Although some have high hopes for the CBI Construction Council, others believe the emergence of the council while the Strategic Forum is still in operation is adding to the confusion,says the FMB’s Berry. “It doesn’t help when we have them both presenting themselves as bodies representing industry, but with conflicting pictures.”
The answer, according to Bolsover, is to merge the best elements of both into a new body - a Construction Industry Alliance, ominously abbreviated to CIA. This would play on the Strategic Forum’s ability to hook key players and command an audience with government ministers, while benefitting from being run by an industry chairman, rather than a chief executive, as the CBI is now.

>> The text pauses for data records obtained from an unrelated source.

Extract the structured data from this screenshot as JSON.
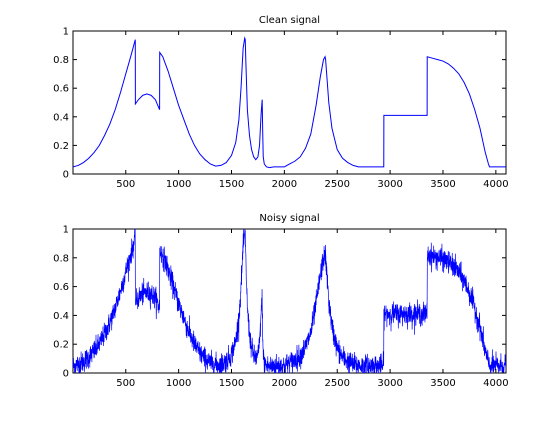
{
  "chart_data": [
    {
      "type": "line",
      "title": "Clean signal",
      "xlabel": "",
      "ylabel": "",
      "xlim": [
        1,
        4096
      ],
      "ylim": [
        0,
        1
      ],
      "xticks": [
        500,
        1000,
        1500,
        2000,
        2500,
        3000,
        3500,
        4000
      ],
      "yticks": [
        0,
        0.2,
        0.4,
        0.6,
        0.8,
        1
      ],
      "ytick_labels": [
        "0",
        "0.2",
        "0.4",
        "0.6",
        "0.8",
        "1"
      ],
      "grid": false,
      "color": "#0000ff",
      "series": [
        {
          "x": [
            1,
            50,
            100,
            150,
            200,
            250,
            300,
            350,
            400,
            450,
            500,
            550,
            590,
            591,
            620,
            660,
            700,
            740,
            780,
            820,
            821,
            850,
            900,
            950,
            1000,
            1050,
            1100,
            1150,
            1200,
            1250,
            1300,
            1350,
            1400,
            1450,
            1500,
            1540,
            1570,
            1590,
            1610,
            1625,
            1630,
            1635,
            1650,
            1670,
            1690,
            1710,
            1730,
            1750,
            1765,
            1780,
            1790,
            1795,
            1800,
            1810,
            1830,
            1860,
            1900,
            1950,
            2000,
            2050,
            2100,
            2150,
            2200,
            2250,
            2300,
            2340,
            2370,
            2385,
            2390,
            2400,
            2420,
            2450,
            2500,
            2550,
            2600,
            2650,
            2700,
            2750,
            2800,
            2900,
            2940,
            2941,
            3000,
            3100,
            3200,
            3300,
            3350,
            3351,
            3400,
            3450,
            3500,
            3550,
            3600,
            3650,
            3700,
            3750,
            3800,
            3850,
            3900,
            3930,
            3940,
            4000,
            4096
          ],
          "y": [
            0.05,
            0.06,
            0.08,
            0.11,
            0.15,
            0.2,
            0.27,
            0.35,
            0.45,
            0.57,
            0.7,
            0.83,
            0.94,
            0.49,
            0.52,
            0.55,
            0.56,
            0.55,
            0.52,
            0.45,
            0.85,
            0.82,
            0.72,
            0.6,
            0.48,
            0.38,
            0.28,
            0.2,
            0.14,
            0.1,
            0.07,
            0.055,
            0.06,
            0.08,
            0.13,
            0.22,
            0.38,
            0.6,
            0.88,
            0.95,
            0.94,
            0.8,
            0.45,
            0.27,
            0.17,
            0.12,
            0.1,
            0.12,
            0.2,
            0.42,
            0.52,
            0.3,
            0.12,
            0.07,
            0.05,
            0.045,
            0.05,
            0.05,
            0.05,
            0.07,
            0.09,
            0.12,
            0.18,
            0.28,
            0.48,
            0.68,
            0.8,
            0.82,
            0.8,
            0.7,
            0.5,
            0.32,
            0.17,
            0.11,
            0.08,
            0.06,
            0.05,
            0.05,
            0.05,
            0.05,
            0.05,
            0.41,
            0.41,
            0.41,
            0.41,
            0.41,
            0.41,
            0.82,
            0.81,
            0.8,
            0.79,
            0.77,
            0.74,
            0.7,
            0.64,
            0.56,
            0.45,
            0.32,
            0.15,
            0.07,
            0.05,
            0.05,
            0.05
          ]
        }
      ]
    },
    {
      "type": "line",
      "title": "Noisy signal",
      "xlabel": "",
      "ylabel": "",
      "xlim": [
        1,
        4096
      ],
      "ylim": [
        0,
        1
      ],
      "xticks": [
        500,
        1000,
        1500,
        2000,
        2500,
        3000,
        3500,
        4000
      ],
      "yticks": [
        0,
        0.2,
        0.4,
        0.6,
        0.8,
        1
      ],
      "ytick_labels": [
        "0",
        "0.2",
        "0.4",
        "0.6",
        "0.8",
        "1"
      ],
      "grid": false,
      "color": "#0000ff",
      "noise_amplitude": 0.07,
      "series": [
        {
          "x": [
            1,
            50,
            100,
            150,
            200,
            250,
            300,
            350,
            400,
            450,
            500,
            550,
            590,
            591,
            620,
            660,
            700,
            740,
            780,
            820,
            821,
            850,
            900,
            950,
            1000,
            1050,
            1100,
            1150,
            1200,
            1250,
            1300,
            1350,
            1400,
            1450,
            1500,
            1540,
            1570,
            1590,
            1610,
            1625,
            1630,
            1635,
            1650,
            1670,
            1690,
            1710,
            1730,
            1750,
            1765,
            1780,
            1790,
            1795,
            1800,
            1810,
            1830,
            1860,
            1900,
            1950,
            2000,
            2050,
            2100,
            2150,
            2200,
            2250,
            2300,
            2340,
            2370,
            2385,
            2390,
            2400,
            2420,
            2450,
            2500,
            2550,
            2600,
            2650,
            2700,
            2750,
            2800,
            2900,
            2940,
            2941,
            3000,
            3100,
            3200,
            3300,
            3350,
            3351,
            3400,
            3450,
            3500,
            3550,
            3600,
            3650,
            3700,
            3750,
            3800,
            3850,
            3900,
            3930,
            3940,
            4000,
            4096
          ],
          "y": [
            0.05,
            0.06,
            0.08,
            0.11,
            0.15,
            0.2,
            0.27,
            0.35,
            0.45,
            0.57,
            0.7,
            0.83,
            0.94,
            0.49,
            0.52,
            0.55,
            0.56,
            0.55,
            0.52,
            0.45,
            0.85,
            0.82,
            0.72,
            0.6,
            0.48,
            0.38,
            0.28,
            0.2,
            0.14,
            0.1,
            0.07,
            0.055,
            0.06,
            0.08,
            0.13,
            0.22,
            0.38,
            0.6,
            0.88,
            0.95,
            0.94,
            0.8,
            0.45,
            0.27,
            0.17,
            0.12,
            0.1,
            0.12,
            0.2,
            0.42,
            0.52,
            0.3,
            0.12,
            0.07,
            0.05,
            0.045,
            0.05,
            0.05,
            0.05,
            0.07,
            0.09,
            0.12,
            0.18,
            0.28,
            0.48,
            0.68,
            0.8,
            0.82,
            0.8,
            0.7,
            0.5,
            0.32,
            0.17,
            0.11,
            0.08,
            0.06,
            0.05,
            0.05,
            0.05,
            0.05,
            0.05,
            0.41,
            0.41,
            0.41,
            0.41,
            0.41,
            0.41,
            0.82,
            0.81,
            0.8,
            0.79,
            0.77,
            0.74,
            0.7,
            0.64,
            0.56,
            0.45,
            0.32,
            0.15,
            0.07,
            0.05,
            0.05,
            0.05
          ]
        }
      ]
    }
  ]
}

The idea is that this will address the most fundamental problem that any proposal for a “single industry voice” faces: the awkward truth that the industry agrees on very little. As Berry says: “The construction industry is just so big, so varied, it’s impossible for everyone to agree on so many issues. PFI is big for main contractors, but not such an issue for SMEs, for example.”
League of chairmen
Bolsover believes chairmen running the show would help the sector to move past its differences. Chairmen, he says, are “people with experience but who are now slightly removed from the sector”, while chief execs “have a lot to gain or lose from the way industry issues are presented to government”.
In fact Bolsover envisages something like a network of chairmen. The new group would have a number of sub-divisions feeding in ideas and issues and working groups reporting back on key issues. “We need something like the Strategic Forum,” says Bolsover. “But I do feel it needs to be more of a CIA set-up so that it sits over all other associations, run by a chairman with other bodies feeding in, also run by chairmen.
“Then the overarching body would choose four or five main issues we want to get across to government based on what is being fed in from the other associations. And suddenly we have clarity.”
Bolsover himself says he has no intention of putting himself up for the chairman’s role. “I don’t want the job. I think that’s a good thing as it allows me to lead this plan and help without people thinking I am doing it for the job. The reason I am pushing it forward is that if I drop it, it will be dropped. And we can’t afford for that to happen.”